How to show that a random variable is NOT normally distributed?

Question

Usually we show that a random variable is normally distributed, but how to show a random variable is NOT normally distributed? For example, this game's strategy is to bet $\$1$ in the $(n+1)^{th}$ game if the total winning up to the $n^{th}$ game is $\le 0$, and we stop when the total winning is $>0$. How to show that $W_i = \sum_{i=1}^n A_i X_i$ does not have a normal distribution?
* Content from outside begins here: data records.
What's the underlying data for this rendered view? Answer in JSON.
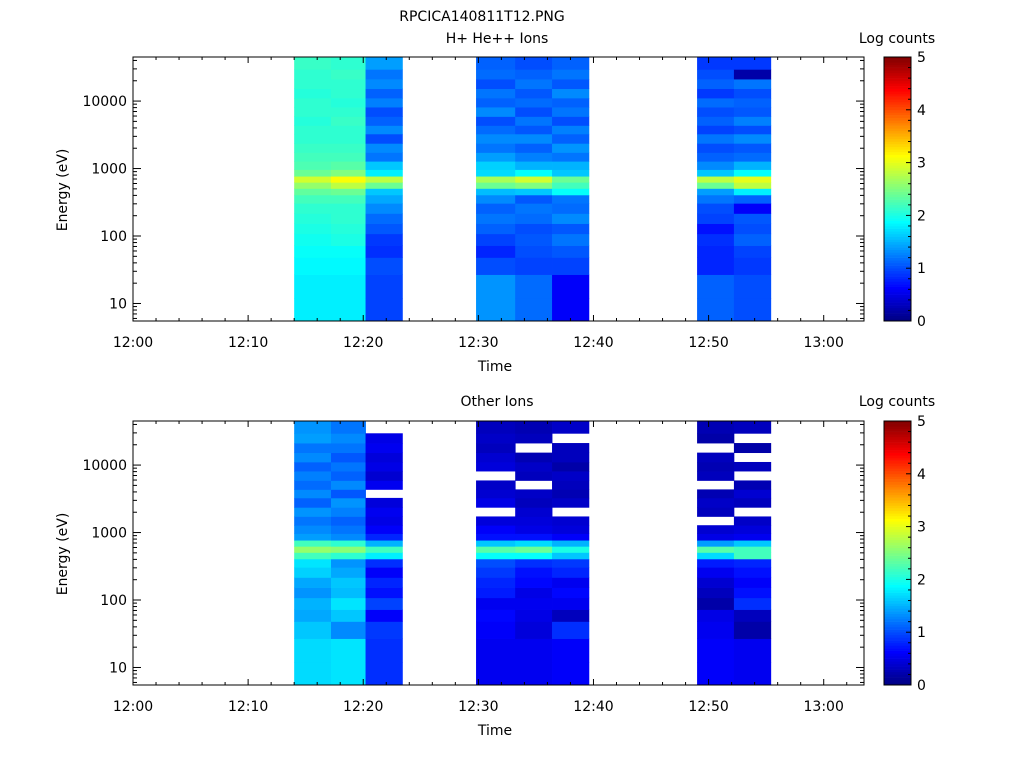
{
  "figure": {
    "title": "RPCICA140811T12.PNG"
  },
  "chart_data": [
    {
      "type": "heatmap",
      "title": "H+ He++ Ions",
      "xlabel": "Time",
      "ylabel": "Energy (eV)",
      "y_scale": "log",
      "ylim": [
        5.5,
        45000
      ],
      "x_tick_labels": [
        "12:00",
        "12:10",
        "12:20",
        "12:30",
        "12:40",
        "12:50",
        "13:00"
      ],
      "x_tick_minutes": [
        0,
        10,
        20,
        30,
        40,
        50,
        60
      ],
      "xlim_minutes": [
        0,
        63.5
      ],
      "y_tick_labels": [
        "10",
        "100",
        "1000",
        "10000"
      ],
      "y_tick_values": [
        10,
        100,
        1000,
        10000
      ],
      "colorbar": {
        "label": "Log counts",
        "range": [
          0,
          5
        ],
        "tick_labels": [
          "0",
          "1",
          "2",
          "3",
          "4",
          "5"
        ],
        "colormap": "jet"
      },
      "energy_bins_eV": [
        8,
        18,
        40,
        58,
        90,
        130,
        180,
        260,
        360,
        460,
        560,
        700,
        850,
        1100,
        1500,
        2000,
        2800,
        3800,
        5000,
        7000,
        9500,
        13000,
        18000,
        25000,
        35000
      ],
      "columns": [
        {
          "start_min": 14.0,
          "end_min": 17.2,
          "log_counts": [
            1.8,
            1.8,
            1.85,
            1.9,
            1.95,
            2.0,
            2.05,
            2.1,
            2.2,
            2.35,
            2.6,
            2.9,
            2.4,
            2.25,
            2.2,
            2.15,
            2.1,
            2.1,
            2.05,
            2.1,
            2.1,
            2.05,
            2.1,
            2.1,
            2.15
          ]
        },
        {
          "start_min": 17.2,
          "end_min": 20.2,
          "log_counts": [
            1.8,
            1.8,
            1.85,
            1.9,
            2.0,
            2.05,
            2.1,
            2.1,
            2.2,
            2.4,
            2.8,
            3.1,
            2.5,
            2.3,
            2.2,
            2.15,
            2.1,
            2.1,
            2.15,
            2.1,
            2.05,
            2.1,
            2.1,
            2.15,
            2.1
          ]
        },
        {
          "start_min": 20.2,
          "end_min": 23.4,
          "log_counts": [
            0.95,
            0.95,
            1.0,
            0.85,
            0.9,
            1.05,
            1.15,
            1.3,
            1.45,
            1.6,
            2.4,
            2.8,
            1.8,
            1.6,
            1.2,
            1.3,
            1.0,
            1.3,
            1.1,
            1.0,
            1.25,
            1.1,
            1.3,
            1.2,
            1.4
          ]
        },
        {
          "start_min": 29.8,
          "end_min": 33.2,
          "log_counts": [
            1.35,
            1.35,
            1.0,
            0.8,
            0.95,
            1.1,
            1.2,
            1.1,
            1.3,
            1.55,
            2.4,
            2.7,
            1.7,
            1.65,
            1.4,
            1.2,
            1.3,
            1.15,
            1.0,
            1.3,
            1.1,
            1.2,
            1.0,
            1.15,
            1.1
          ]
        },
        {
          "start_min": 33.2,
          "end_min": 36.4,
          "log_counts": [
            1.15,
            1.15,
            0.95,
            1.0,
            1.05,
            1.0,
            1.15,
            1.2,
            1.05,
            1.6,
            2.5,
            2.9,
            1.9,
            1.5,
            1.25,
            1.1,
            1.3,
            1.05,
            1.2,
            1.0,
            1.15,
            1.05,
            1.2,
            1.1,
            1.0
          ]
        },
        {
          "start_min": 36.4,
          "end_min": 39.6,
          "log_counts": [
            0.6,
            0.6,
            0.95,
            1.05,
            1.2,
            1.05,
            1.3,
            1.15,
            1.2,
            1.9,
            2.2,
            2.4,
            1.6,
            1.5,
            1.2,
            1.35,
            1.1,
            1.25,
            1.0,
            1.2,
            1.1,
            1.3,
            1.05,
            1.2,
            1.1
          ]
        },
        {
          "start_min": 49.0,
          "end_min": 52.2,
          "log_counts": [
            1.1,
            1.1,
            0.8,
            0.8,
            0.85,
            0.7,
            0.95,
            1.0,
            1.2,
            1.4,
            2.4,
            2.8,
            1.6,
            1.3,
            1.1,
            1.0,
            1.2,
            0.95,
            1.1,
            1.0,
            1.15,
            0.9,
            1.1,
            1.0,
            0.9
          ]
        },
        {
          "start_min": 52.2,
          "end_min": 55.4,
          "log_counts": [
            1.0,
            1.0,
            0.9,
            0.95,
            1.1,
            1.0,
            1.05,
            0.6,
            1.1,
            1.8,
            2.8,
            3.0,
            1.9,
            1.5,
            1.15,
            1.05,
            1.3,
            1.0,
            1.25,
            1.05,
            1.1,
            1.0,
            1.2,
            0.2,
            0.9
          ]
        }
      ]
    },
    {
      "type": "heatmap",
      "title": "Other Ions",
      "xlabel": "Time",
      "ylabel": "Energy (eV)",
      "y_scale": "log",
      "ylim": [
        5.5,
        45000
      ],
      "x_tick_labels": [
        "12:00",
        "12:10",
        "12:20",
        "12:30",
        "12:40",
        "12:50",
        "13:00"
      ],
      "x_tick_minutes": [
        0,
        10,
        20,
        30,
        40,
        50,
        60
      ],
      "xlim_minutes": [
        0,
        63.5
      ],
      "y_tick_labels": [
        "10",
        "100",
        "1000",
        "10000"
      ],
      "y_tick_values": [
        10,
        100,
        1000,
        10000
      ],
      "colorbar": {
        "label": "Log counts",
        "range": [
          0,
          5
        ],
        "tick_labels": [
          "0",
          "1",
          "2",
          "3",
          "4",
          "5"
        ],
        "colormap": "jet"
      },
      "energy_bins_eV": [
        8,
        18,
        40,
        58,
        90,
        130,
        180,
        260,
        360,
        460,
        560,
        700,
        850,
        1100,
        1500,
        2000,
        2800,
        3800,
        5000,
        7000,
        9500,
        13000,
        18000,
        25000,
        35000
      ],
      "columns": [
        {
          "start_min": 14.0,
          "end_min": 17.2,
          "log_counts": [
            1.7,
            1.7,
            1.6,
            1.45,
            1.5,
            1.35,
            1.45,
            1.65,
            1.75,
            2.2,
            2.6,
            2.2,
            1.4,
            1.3,
            1.2,
            1.35,
            1.1,
            1.3,
            1.15,
            1.25,
            1.1,
            1.3,
            1.2,
            1.4,
            1.35
          ]
        },
        {
          "start_min": 17.2,
          "end_min": 20.2,
          "log_counts": [
            1.75,
            1.75,
            1.3,
            1.6,
            1.75,
            1.55,
            1.6,
            1.45,
            1.35,
            2.1,
            2.55,
            2.1,
            1.3,
            1.2,
            1.1,
            1.25,
            1.35,
            1.05,
            1.3,
            1.1,
            1.2,
            1.05,
            1.2,
            1.3,
            1.2
          ]
        },
        {
          "start_min": 20.2,
          "end_min": 23.4,
          "log_counts": [
            0.85,
            0.85,
            0.9,
            0.6,
            0.95,
            0.7,
            0.8,
            0.6,
            0.85,
            1.8,
            2.2,
            1.5,
            0.8,
            0.6,
            0.5,
            0.55,
            0.45,
            -1,
            0.55,
            0.4,
            0.5,
            0.45,
            0.55,
            0.5,
            -1
          ]
        },
        {
          "start_min": 29.8,
          "end_min": 33.2,
          "log_counts": [
            0.55,
            0.55,
            0.6,
            0.65,
            0.55,
            0.75,
            0.8,
            0.9,
            1.0,
            1.9,
            2.3,
            1.6,
            0.7,
            0.6,
            0.45,
            -1,
            0.5,
            0.4,
            0.35,
            -1,
            0.45,
            0.4,
            0.3,
            0.35,
            0.3
          ]
        },
        {
          "start_min": 33.2,
          "end_min": 36.4,
          "log_counts": [
            0.55,
            0.55,
            0.45,
            0.5,
            0.55,
            0.5,
            0.65,
            0.7,
            0.85,
            1.9,
            2.4,
            1.7,
            0.7,
            0.5,
            0.45,
            0.4,
            0.3,
            0.35,
            -1,
            0.3,
            0.35,
            0.25,
            -1,
            0.3,
            0.25
          ]
        },
        {
          "start_min": 36.4,
          "end_min": 39.6,
          "log_counts": [
            0.6,
            0.6,
            0.85,
            0.3,
            0.55,
            0.65,
            0.55,
            0.8,
            0.9,
            1.6,
            2.0,
            1.5,
            0.6,
            0.45,
            0.4,
            -1,
            0.35,
            0.25,
            0.3,
            0.35,
            0.2,
            0.3,
            0.3,
            -1,
            0.35
          ]
        },
        {
          "start_min": 49.0,
          "end_min": 52.2,
          "log_counts": [
            0.6,
            0.6,
            0.55,
            0.5,
            0.2,
            0.3,
            0.4,
            0.55,
            0.75,
            1.7,
            2.3,
            1.4,
            0.5,
            0.4,
            -1,
            0.3,
            0.35,
            0.25,
            -1,
            0.3,
            0.25,
            0.3,
            -1,
            0.2,
            0.25
          ]
        },
        {
          "start_min": 52.2,
          "end_min": 55.4,
          "log_counts": [
            0.55,
            0.55,
            0.2,
            0.3,
            0.85,
            0.7,
            0.6,
            0.7,
            0.8,
            2.2,
            2.2,
            1.6,
            0.55,
            0.45,
            0.35,
            -1,
            0.3,
            0.4,
            0.25,
            -1,
            0.3,
            -1,
            0.2,
            -1,
            0.3
          ]
        }
      ]
    }
  ]
}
Suppose $X_1, X_2, \dots$ are independent random variables each with a $N(0, 1)$ distribution. Let $\mathcal F_n$ denote the information in $X_1, \dots, X_n$, and let $A_1, A_2, \dots$ be a sequence of random variables such that for each $j$, $A_j$ is $F_{j-1}$ measurable. Let $W_0 = 0$ and for $n > 0$.

Suppose that

$$A_n = \begin{cases} 1, \text{ if } (n = 1) \text{ or } (A_{n-1} = 1 \text{ and } W_{n-1} \le 0)\\ 0, \text{ otherwise} \end{cases} $$

How to show that for all $n>1$, $W_n = \sum_{i=1}^n A_i X_i$ does not have a normal distribution? What are its expected value $\mathbb E[W_n]$ and $P(W_n>0)$?

Answer 1

Step 1. Let

$$ S_n = \sum_{i=1}^{n} X_i \qquad\text{and}\qquad T = \inf\{n \geq 0 : S_n > 0\}. $$

Then by induction, we can show:

1. $\{A_n = 1 \} = \{ T \geq n \}$, and
2. $W_n = S_{T \wedge n}$, where $a \wedge b = \min\{a, b\}$.

Indeed, it is clear that both claims hold for the base case $n =1$. Next, if it holds for $n$, then

\begin{align*} \{A_{n+1} = 1 \} &= \{A_n = 1, W_n \leq 0 \} = \{T \geq n, W_n \leq 0 \} = \{T \geq n, S_n \leq 0 \} \\ &= \{T \geq n+1 \}. \end{align*}

Also,

\begin{align*} W_{n+1} = W_n + A_{n+1} X_{n+1} = S_{T\wedge n} + \mathbf{1}_{\{ T \geq n+1 \}} X_{n+1} = S_{T \wedge n+1}, \end{align*}

proving the induction step and hence the claim as desired.

Step 2. By the optional stopping theorem,

$$ \mathbf{E}[W_n] = \mathbf{E}[S_{T \wedge n}] = \mathbf{E}[S_0] = 0. $$

So, if $(W_n)$ has a normal distribution, then we must have $\mathbf{P}(W_n > 0) = \frac{1}{2}$. However,

$$ \mathbf{P}(W_n > 0) = \mathbf{P}(S_{T \wedge n} > 0) = \mathbf{P}(T \leq n) $$

and it is not hard to show that $n \mapsto \mathbf{P}(T \leq n)$ is strictly increasing in $n$ with $\mathbf{P}(T \leq 1) = \frac{1}{2}$. For example, we may argue this by bounding $\mathbf{P}(T = n+1)$ from below by the probability of a specific, tractable scenario in which $T = n+1$ holds:

\begin{align*} \mathbf{P}(T \leq n+1) - \mathbf{P}(T \leq n) &= \mathbf{P}(T = n + 1) \\ &\geq \mathbf{P}(X_1 \in [-1, 0], \ldots, X_n \in [-1, 0], X_{n+1} > n) \\ &> 0 \end{align*}

Consequently, we have $\mathbf{P}(W_n > 0) > \frac{1}{2}$ for all $n \geq 2$ and this proves that $W_n$, $n \geq 2$, cannot have a normal distribution.